“The Fanning Preacher”
Dr. Lorenzo V. Henson
Written by Justin D. Lamb
Dr. L.V. Henson
(Courtesy of Caroline McLemore)
The only child of John Lewis Henson and Nancy Kennedy McLeod, Dr. Lorenzo Valdo Henson was born on a farm near Olive on March 8, 1878. When he was a small child, his father passed away and his mother was left to care for him and his three half-siblings. When Henson was eight years old, his mother married for a second time to George Newton “Tank” Lovett and Henson became a step-brother to four siblings. Interestingly, this one household produced three of Marshall County’s most respected citizens: Lorenzo V. Henson and his half brother, John Napoleon “Poly” Henson who both became Baptist ministers and Henry H. Lovett who became a successful attorney and judge.
Henson attended common school at Olive and later entered college at Clinton Baptist Institute in Clinton, Kentucky where he taught a few courses while in attendance. On March 12, 1902, Henson married Nancy Brook Gold, daughter of William Monroe Gold and Jeanette Wolfe, at the Maple Springs School and the marriage would later be blessed with two children, John Gold Henson and Lucille Henson Lilly.
Religion played an important role in Henson’s life early on. His stepfather Tank Lovett was a devout Methodist and raised his children at the Olive Methodist Church. Henson’s mother, however, was a devoted Baptist and raised her children as such. At the age of 22, Henson began to take an active role with the Olive Baptist Church and soon began preaching. By 1910, he was ordained as a Baptist Minister and began traveling to different churches in the county to preach. Henson became pastor at Salem Baptist Church in Calloway County in 1915 and would spend the next thirty years there.

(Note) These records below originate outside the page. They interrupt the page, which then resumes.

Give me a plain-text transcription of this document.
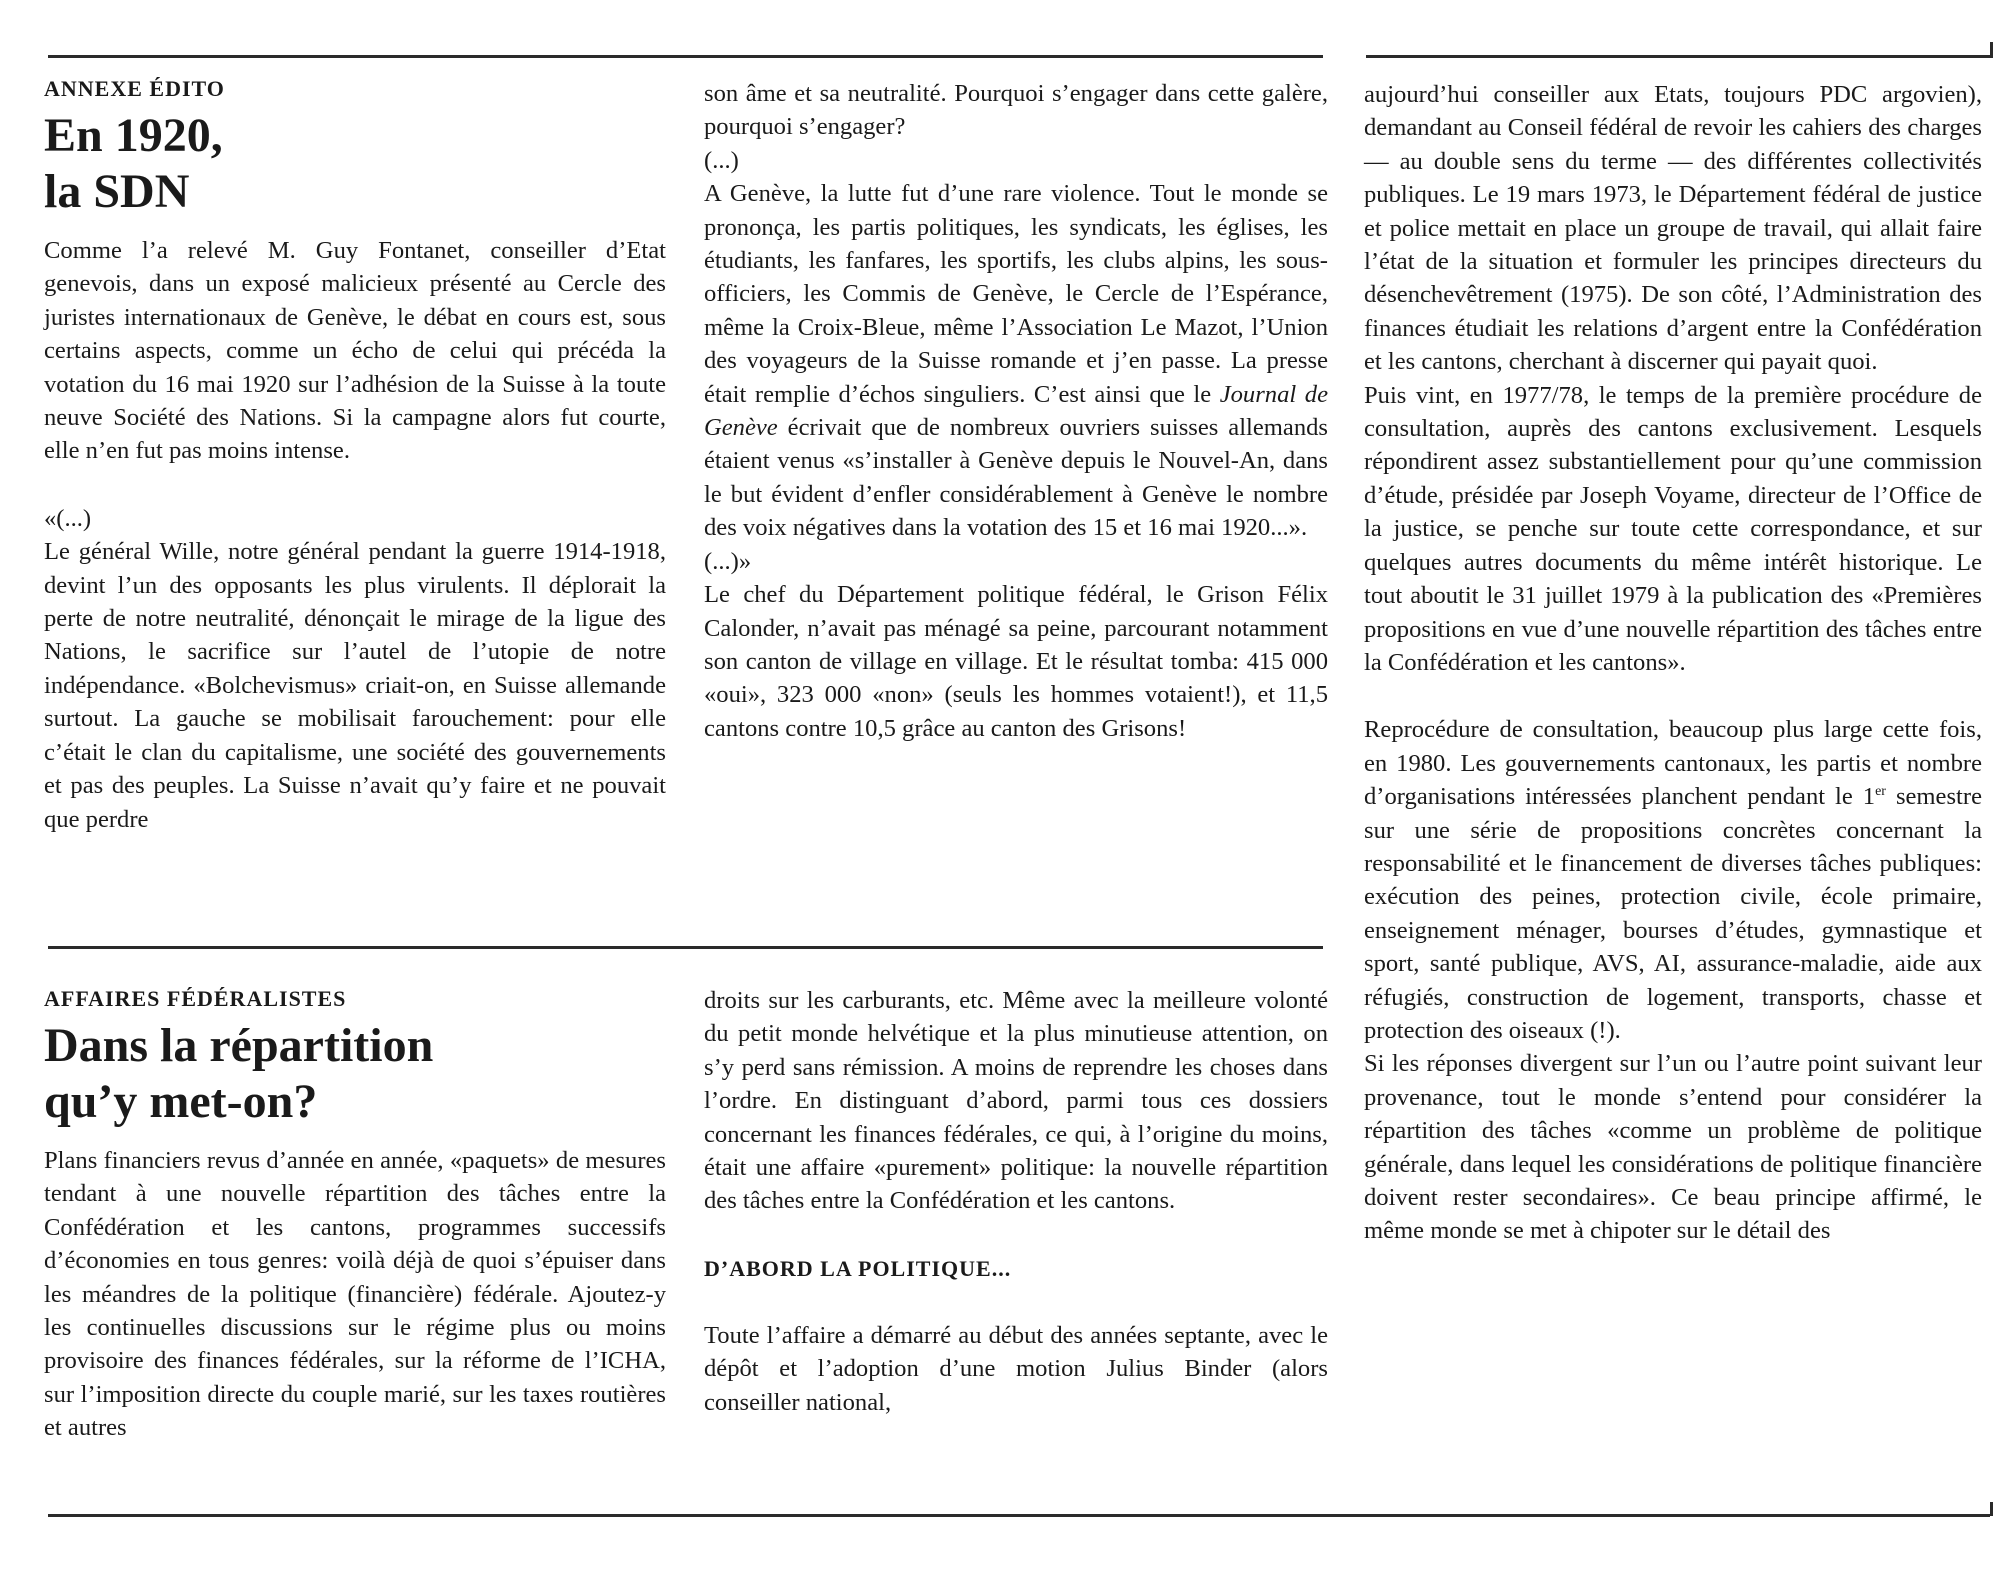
ANNEXE ÉDITO
En 1920,
la SDN

Comme l’a relevé M. Guy Fontanet, conseiller d’Etat genevois, dans un exposé malicieux présenté au Cercle des juristes internationaux de Genève, le débat en cours est, sous certains aspects, comme un écho de celui qui précéda la votation du 16 mai 1920 sur l’adhésion de la Suisse à la toute neuve Société des Nations. Si la campagne alors fut courte, elle n’en fut pas moins intense.

«(...)

Le général Wille, notre général pendant la guerre 1914-1918, devint l’un des opposants les plus virulents. Il déplorait la perte de notre neutralité, dénonçait le mirage de la ligue des Nations, le sacrifice sur l’autel de l’utopie de notre indépendance. «Bolchevismus» criait-on, en Suisse allemande surtout. La gauche se mobilisait farouchement: pour elle c’était le clan du capitalisme, une société des gouvernements et pas des peuples. La Suisse n’avait qu’y faire et ne pouvait que perdre

son âme et sa neutralité. Pourquoi s’engager dans cette galère, pourquoi s’engager?

(...)

A Genève, la lutte fut d’une rare violence. Tout le monde se prononça, les partis politiques, les syndicats, les églises, les étudiants, les fanfares, les sportifs, les clubs alpins, les sous-officiers, les Commis de Genève, le Cercle de l’Espérance, même la Croix-Bleue, même l’Association Le Mazot, l’Union des voyageurs de la Suisse romande et j’en passe. La presse était remplie d’échos singuliers. C’est ainsi que le Journal de Genève écrivait que de nombreux ouvriers suisses allemands étaient venus «s’installer à Genève depuis le Nouvel-An, dans le but évident d’enfler considérablement à Genève le nombre des voix négatives dans la votation des 15 et 16 mai 1920...».

(...)»

Le chef du Département politique fédéral, le Grison Félix Calonder, n’avait pas ménagé sa peine, parcourant notamment son canton de village en village. Et le résultat tomba: 415 000 «oui», 323 000 «non» (seuls les hommes votaient!), et 11,5 cantons contre 10,5 grâce au canton des Grisons!

AFFAIRES FÉDÉRALISTES
Dans la répartition
qu’y met-on?

Plans financiers revus d’année en année, «paquets» de mesures tendant à une nouvelle répartition des tâches entre la Confédération et les cantons, programmes successifs d’économies en tous genres: voilà déjà de quoi s’épuiser dans les méandres de la politique (financière) fédérale. Ajoutez-y les continuelles discussions sur le régime plus ou moins provisoire des finances fédérales, sur la réforme de l’ICHA, sur l’imposition directe du couple marié, sur les taxes routières et autres

droits sur les carburants, etc. Même avec la meilleure volonté du petit monde helvétique et la plus minutieuse attention, on s’y perd sans rémission. A moins de reprendre les choses dans l’ordre. En distinguant d’abord, parmi tous ces dossiers concernant les finances fédérales, ce qui, à l’origine du moins, était une affaire «purement» politique: la nouvelle répartition des tâches entre la Confédération et les cantons.

D’ABORD LA POLITIQUE...

Toute l’affaire a démarré au début des années septante, avec le dépôt et l’adoption d’une motion Julius Binder (alors conseiller national,

aujourd’hui conseiller aux Etats, toujours PDC argovien), demandant au Conseil fédéral de revoir les cahiers des charges — au double sens du terme — des différentes collectivités publiques. Le 19 mars 1973, le Département fédéral de justice et police mettait en place un groupe de travail, qui allait faire l’état de la situation et formuler les principes directeurs du désenchevêtrement (1975). De son côté, l’Administration des finances étudiait les relations d’argent entre la Confédération et les cantons, cherchant à discerner qui payait quoi.

Puis vint, en 1977/78, le temps de la première procédure de consultation, auprès des cantons exclusivement. Lesquels répondirent assez substantiellement pour qu’une commission d’étude, présidée par Joseph Voyame, directeur de l’Office de la justice, se penche sur toute cette correspondance, et sur quelques autres documents du même intérêt historique. Le tout aboutit le 31 juillet 1979 à la publication des «Premières propositions en vue d’une nouvelle répartition des tâches entre la Confédération et les cantons».

Reprocédure de consultation, beaucoup plus large cette fois, en 1980. Les gouvernements cantonaux, les partis et nombre d’organisations intéressées planchent pendant le 1er semestre sur une série de propositions concrètes concernant la responsabilité et le financement de diverses tâches publiques: exécution des peines, protection civile, école primaire, enseignement ménager, bourses d’études, gymnastique et sport, santé publique, AVS, AI, assurance-maladie, aide aux réfugiés, construction de logement, transports, chasse et protection des oiseaux (!).

Si les réponses divergent sur l’un ou l’autre point suivant leur provenance, tout le monde s’entend pour considérer la répartition des tâches «comme un problème de politique générale, dans lequel les considérations de politique financière doivent rester secondaires». Ce beau principe affirmé, le même monde se met à chipoter sur le détail des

With his expressive and eloquent style, Henson became known as the “fanning preacher” as he would often stand at the right of the pulpit and fan himself while preaching a sermon. As the sermon would go along, his preaching would become more intense as would his fanning.
During his time at Salem Baptist Church, Henson became in high demand as a preacher and was called to preach at several churches throughout the western Kentucky and west Tennessee area on a part-time basis. Henson served as pastor at First Baptist Church in Benton for a several years, and after his resignation in the 1930s, Henson served as elder and helped establish the First Missionary Baptist Church after the split of the congregation of the First Baptist Church. Dr. Henson was pastor at New Bethel Missionary Baptist Church from 1941 until 1945.
Henson continued to preach well up into his 90s until he retired from the pulpit in 1968. While looking back at his career in 1972, Henson estimated that he officiated at 1,050 baptisms during his long career. Henson was known as a “long-winded” preacher and he would often joke, “I preached long on occasion because I felt some people’s spiritual containers were too small.”
Henson remained active in his older years and walked a mile a day up until he was 97 years old when an injury to his back forced him to stop. Just a few months following his 99th birthday, Dr. Lorenzo V. Henson passed away on May 1, 1972 at Benton Municipal Hospital. He was laid to rest beside his wife in the Strow Cemetery in Benton.